Dendritic cells (DC) are pivotal for initiation and regulation of innate and adaptive immune responses evoked by vaccination and natural infection. After infection, mycobacterial pathogens first encounter monocytes, which produce pro-inflammatory cytokines, including IL-1beta, TNF-alpha and IL-6. The role of these cytokines in DC maturation remains incompletely understood. Here, we show that maturation of DC from monocytes was impaired by pretreatment of monocytes with low doses of IL-1beta. Under these conditions, Mycobacterium leprae-infected DC failed to stimulate antigen-specific T cell responses. Expression of CD86 and CD83 and production of IL-12 in response to lipopolysaccharide and peptidoglycan were diminished. In contrast, these DC functions were not impaired by pretreatment with TNF-alpha, IL-6 or IL-10. When monocytes were infected with M. bovis Bacillus Calmette-Guérin, and subsequently differentiated to DC, the activity of these DC was suppressed as well. Thus, IL-1beta acts at early stages of differentiation of DC and impairs biological functions of DC at later stages. Therefore, production of IL-1beta by mycobacteria-infected antigen-presenting cells counteracts effective stimulation of innate and adaptive immune responses.

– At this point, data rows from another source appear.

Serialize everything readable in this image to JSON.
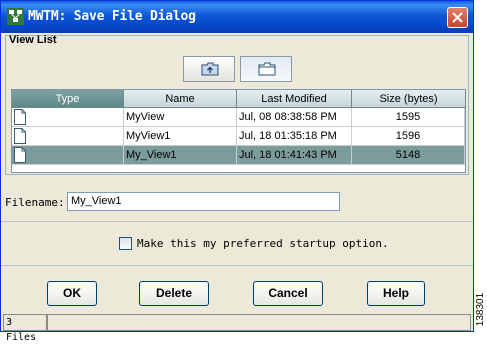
{
  "window": {
    "title": "MWTM: Save File Dialog"
  },
  "view_list": {
    "label": "View List",
    "columns": [
      "Type",
      "Name",
      "Last Modified",
      "Size (bytes)"
    ],
    "rows": [
      {
        "type_icon": "document-icon",
        "name": "MyView",
        "modified": "Jul, 08 08:38:58 PM",
        "size": "1595"
      },
      {
        "type_icon": "document-icon",
        "name": "MyView1",
        "modified": "Jul, 18 01:35:18 PM",
        "size": "1596"
      },
      {
        "type_icon": "document-icon",
        "name": "My_View1",
        "modified": "Jul, 18 01:41:43 PM",
        "size": "5148",
        "selected": true
      }
    ],
    "toolbar_icons": [
      "up-folder-icon",
      "new-folder-icon"
    ]
  },
  "filename": {
    "label": "Filename:",
    "value": "My_View1"
  },
  "startup_option": {
    "label": "Make this my preferred startup option.",
    "checked": false
  },
  "buttons": {
    "ok": "OK",
    "delete": "Delete",
    "cancel": "Cancel",
    "help": "Help"
  },
  "status": {
    "files": "3 Files"
  },
  "figure_number": "138301",
  "colors": {
    "title_bar": "#0a52d6",
    "selected_row": "#7c9c9c",
    "sorted_header": "#6b9393",
    "close_button": "#d4573c"
  }
}
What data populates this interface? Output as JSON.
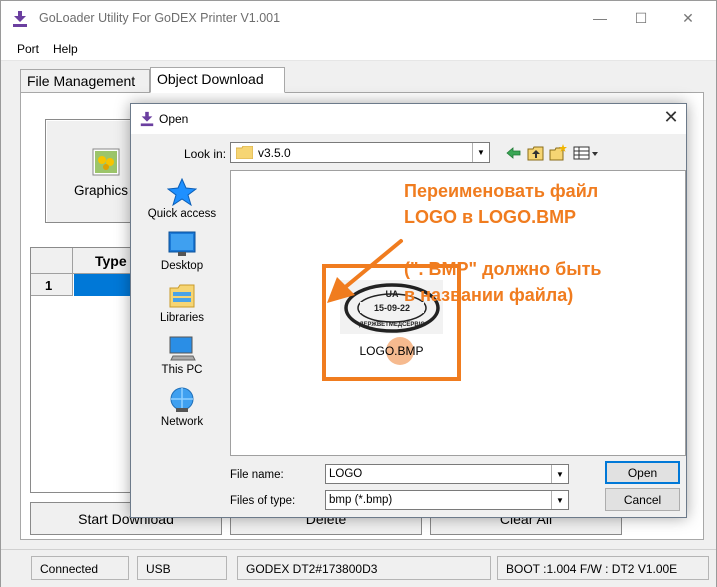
{
  "window": {
    "title": "GoLoader Utility For GoDEX Printer  V1.001",
    "minimize": "—",
    "maximize": "☐",
    "close": "✕"
  },
  "menu": {
    "items": [
      "Port",
      "Help"
    ]
  },
  "tabs": [
    "File Management",
    "Object Download"
  ],
  "active_tab": "Object Download",
  "object_panel": {
    "graphics_label": "Graphics",
    "grid_type_header": "Type",
    "grid_row_number": "1"
  },
  "bottom_buttons": [
    "Start Download",
    "Delete",
    "Clear All"
  ],
  "status_bar": {
    "connection": "Connected",
    "port": "USB",
    "printer": "GODEX DT2#173800D3",
    "firmware": "BOOT :1.004  F/W : DT2 V1.00E"
  },
  "dialog": {
    "title": "Open",
    "close": "✕",
    "look_in_label": "Look in:",
    "look_in_value": "v3.5.0",
    "places": [
      "Quick access",
      "Desktop",
      "Libraries",
      "This PC",
      "Network"
    ],
    "file": {
      "name": "LOGO.BMP",
      "stamp_text_top": "UA",
      "stamp_text_mid": "15-09-22",
      "stamp_text_bottom": "ДЕРЖВЕТМЕДСЕРВІС"
    },
    "file_name_label": "File name:",
    "file_name_value": "LOGO",
    "files_of_type_label": "Files of type:",
    "files_of_type_value": "bmp (*.bmp)",
    "open_button": "Open",
    "cancel_button": "Cancel"
  },
  "annotation": {
    "line1": "Переименовать файл",
    "line2": " LOGO в LOGO.BMP",
    "line3": "(\". BMP\" должно быть",
    "line4": "в названии файла)",
    "color": "#f07c1f"
  }
}
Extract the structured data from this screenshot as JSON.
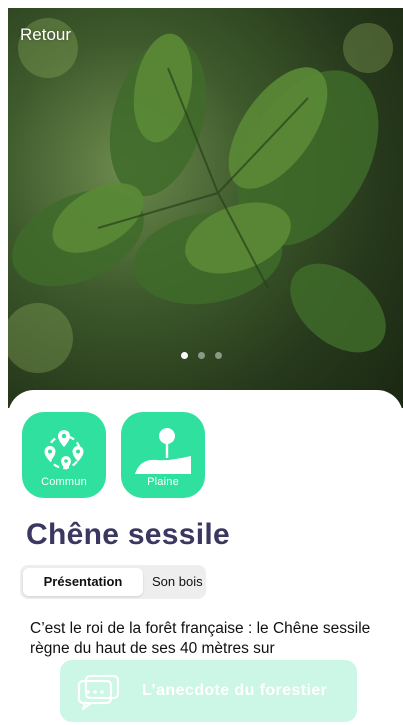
{
  "header": {
    "back_label": "Retour"
  },
  "carousel": {
    "page_count": 3,
    "active_index": 0
  },
  "categories": [
    {
      "label": "Commun",
      "icon": "map-pins-icon"
    },
    {
      "label": "Plaine",
      "icon": "plain-icon"
    }
  ],
  "species": {
    "name": "Chêne sessile"
  },
  "tabs": [
    {
      "label": "Présentation",
      "active": true
    },
    {
      "label": "Son bois",
      "active": false
    }
  ],
  "description": "C’est le roi de la forêt française : le Chêne sessile règne du haut de ses 40 mètres sur",
  "anecdote_button": {
    "label": "L’anecdote du forestier",
    "icon": "speech-bubbles-icon"
  },
  "colors": {
    "accent": "#2fe09e",
    "title": "#3a3860",
    "tab_background": "#eeeeee"
  }
}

树突状细胞(DC)对于疫苗接种和自然感染引发的先天性和适应性免疫反应的启动和调节至关重要。感染后,分枝杆菌病原体首先遇到单核细胞,单核细胞产生促炎细胞因子,包括白细胞介素-1β(IL-1β)、肿瘤坏死因子-α(TNF-α)和白细胞介素-6(IL-6)。这些细胞因子在DC成熟中的作用仍未完全了解。在此,我们表明低剂量IL-1β预处理单核细胞会损害单核细胞来源的DC的成熟。在这些条件下,麻风分枝杆菌感染的DC无法刺激抗原特异性T细胞反应。对脂多糖和肽聚糖的反应中,CD86和CD83的表达以及IL-12的产生减少。相反,TNF-α、IL-6或IL-10预处理不会损害这些DC功能。当单核细胞感染卡介苗,随后分化为DC时,这些DC的活性也受到抑制。因此,IL-1β在DC分化的早期起作用,并在后期损害DC的生物学功能。因此,分枝杆菌感染的抗原呈递细胞产生的IL-1β会抵消对先天性和适应性免疫反应的有效刺激。